100. D’un autre côté, les effets cumulés du changement climatique
et des catastrophes naturelles de plus en plus fréquentes, de la
hausse des prix de l’énergie et des denrées alimentaires, et de
la crise financière mondiale sur les Etats et les régions les plus
vulnérables incitent à l’adoption de nouveaux instruments de protection
juridique. Dans un récent document de politique
, l’UNHCR indique que «des outils complémentaires,
normes ou accords seront nécessaires pour que les principes élémentaires
des instruments internationaux des droits de l’homme soient traduits
dans des formes tangibles de protection et dans un soutien aux populations
concernées».
101. Divers mécanismes de protection contraignants ou non contraignants
pourraient être envisagés au vu de l’augmentation des processus
migratoires induits par des facteurs climatiques et écologiques.
102. Pour combler les lacunes, il conviendrait notamment d’élaborer
et d’adopter une convention internationale totalement nouvelle et
distincte, qui pourrait se fonder sur la législation relative à l’environnement,
aux droits de l’homme et aux réfugiés. Les faiblesses du volet du
droit international sur l’environnement concernent son application
et les difficultés à établir les responsabilités, qui rendent difficile
la protection basée sur la responsabilité
.
103. Une autre solution consisterait à élargir la définition descriptive
des Principes directeurs relatifs au déplacement de personnes à
l’intérieur de leur propre pays aux catastrophes écologiques progressives,
tout en créant en parallèle une synthèse similaire du droit international
existant sur le déplacement externe, sous forme de principes.

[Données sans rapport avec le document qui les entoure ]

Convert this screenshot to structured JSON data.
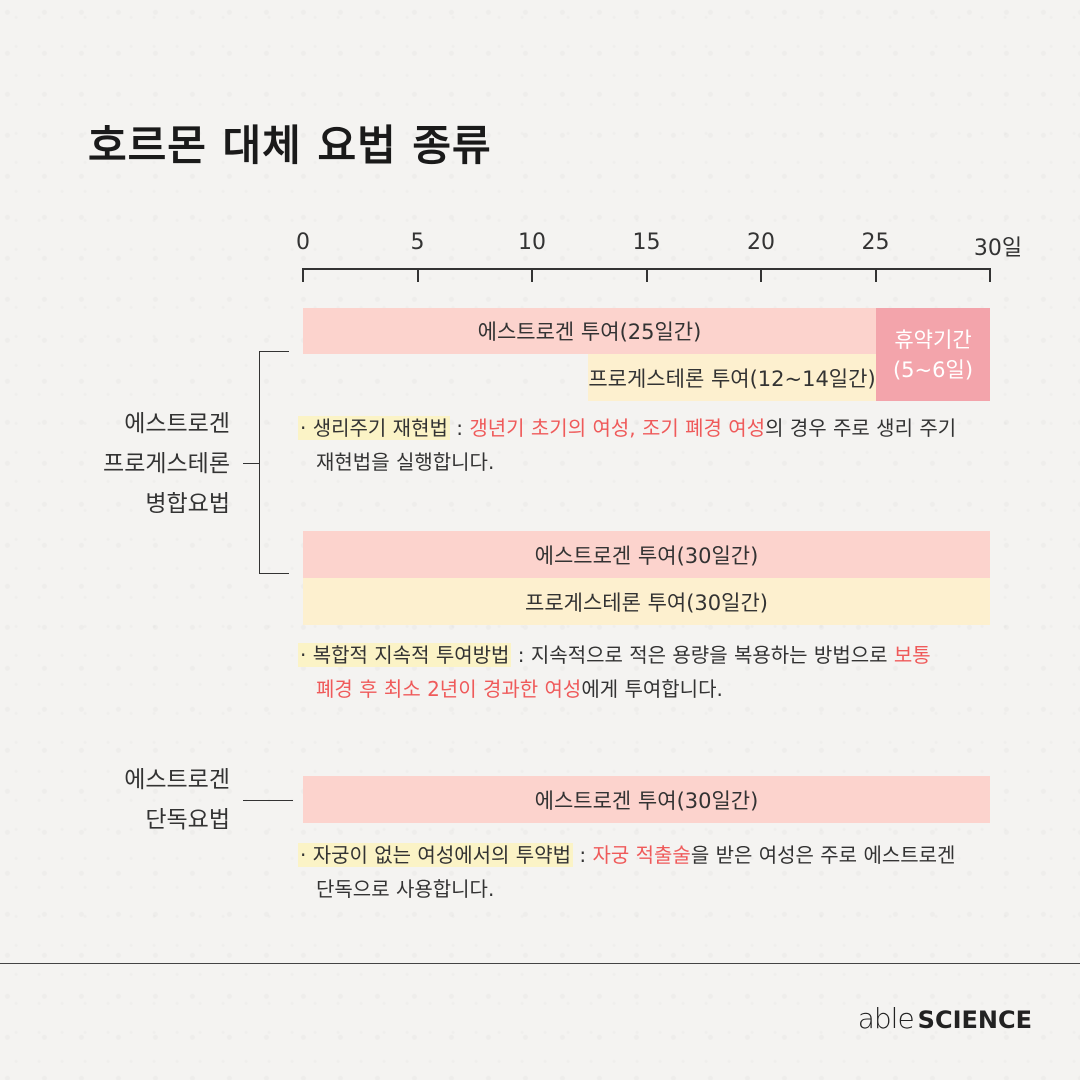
{
  "title": "호르몬 대체 요법 종류",
  "axis": {
    "ticks": [
      "0",
      "5",
      "10",
      "15",
      "20",
      "25",
      "30일"
    ]
  },
  "combined": {
    "label_lines": [
      "에스트로겐",
      "프로게스테론",
      "병합요법"
    ],
    "cyclic": {
      "estrogen_bar": "에스트로겐 투여(25일간)",
      "progesterone_bar": "프로게스테론 투여(12~14일간)",
      "rest_line1": "휴약기간",
      "rest_line2": "(5~6일)"
    },
    "cyclic_note": {
      "bullet": "· ",
      "term": "생리주기 재현법",
      "sep": " : ",
      "red": "갱년기 초기의 여성, 조기 폐경 여성",
      "text_line1_end": "의 경우 주로 생리 주기",
      "text_line2": "재현법을 실행합니다."
    },
    "continuous": {
      "estrogen_bar": "에스트로겐 투여(30일간)",
      "progesterone_bar": "프로게스테론 투여(30일간)"
    },
    "continuous_note": {
      "bullet": "· ",
      "term": "복합적 지속적 투여방법",
      "sep": " : ",
      "text_line1": "지속적으로 적은 용량을  복용하는 방법으로 ",
      "red_line1": "보통",
      "red_line2": "폐경 후 최소 2년이 경과한 여성",
      "text_line2_end": "에게 투여합니다."
    }
  },
  "single": {
    "label_lines": [
      "에스트로겐",
      "단독요법"
    ],
    "estrogen_bar": "에스트로겐 투여(30일간)",
    "note": {
      "bullet": "· ",
      "term": "자궁이 없는 여성에서의 투약법",
      "sep": " : ",
      "red": "자궁 적출술",
      "text_line1_end": "을 받은 여성은 주로 에스트로겐",
      "text_line2": "단독으로 사용합니다."
    }
  },
  "logo": {
    "able": "able",
    "science": "SCIENCE"
  },
  "colors": {
    "estrogen": "#fcd3cd",
    "progesterone": "#fdf0cf",
    "rest": "#f3a4ab",
    "highlight": "#fbf3c6",
    "red_text": "#ef5a5a"
  }
}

104. En outre, il peut être judicieux de revoir l’idée de l’élaboration
concertée d’une convention contraignante sur les déplacements internes
(et éventuellement externes). A cet égard, l’adoption prévue au
printemps 2009 du nouveau projet de Protocole de l’Organisation
de l’Unité africaine pour la protection et l’assistance des personnes
déplacées à l’intérieur de leur pays en Afrique, premier instrument
au monde juridiquement contraignant pour la protection de ces personnes,
ouvre de nouvelles perspectives. En plus d’être contraignante pour
ses signataires, la convention de l’OUA augmentera le champ de protection
des Principes directeurs (par exemple, en incluant les personnes
déplacées à cause de l’absence de développement) et donnera à l’OUA
le droit d’intervenir dans les Etats membres pour protéger les personnes
déplacées
.
105. Une autre solution juridiquement contraignante a été proposée
par Biermann et Boas, opposés à l’idée d’une convention internationale
indépendante qui exigerait un processus de négociation bien trop
lent pour répondre à l’urgence de la situation actuelle. Ils proposent
un autre type d'instrument juridique nouveau adapté aux besoins
des réfugiés climatiques (un Protocole à la Convention-cadre des
Nations Unies sur les changements climatiques relatif à la reconnaissance,
à la protection et au relogement des réfugiés climatiques), un mécanisme
de financement séparé (le Fonds pour la protection et le relogement
des réfugiés climatiques) et un réseau d'«agences de mise en œuvre»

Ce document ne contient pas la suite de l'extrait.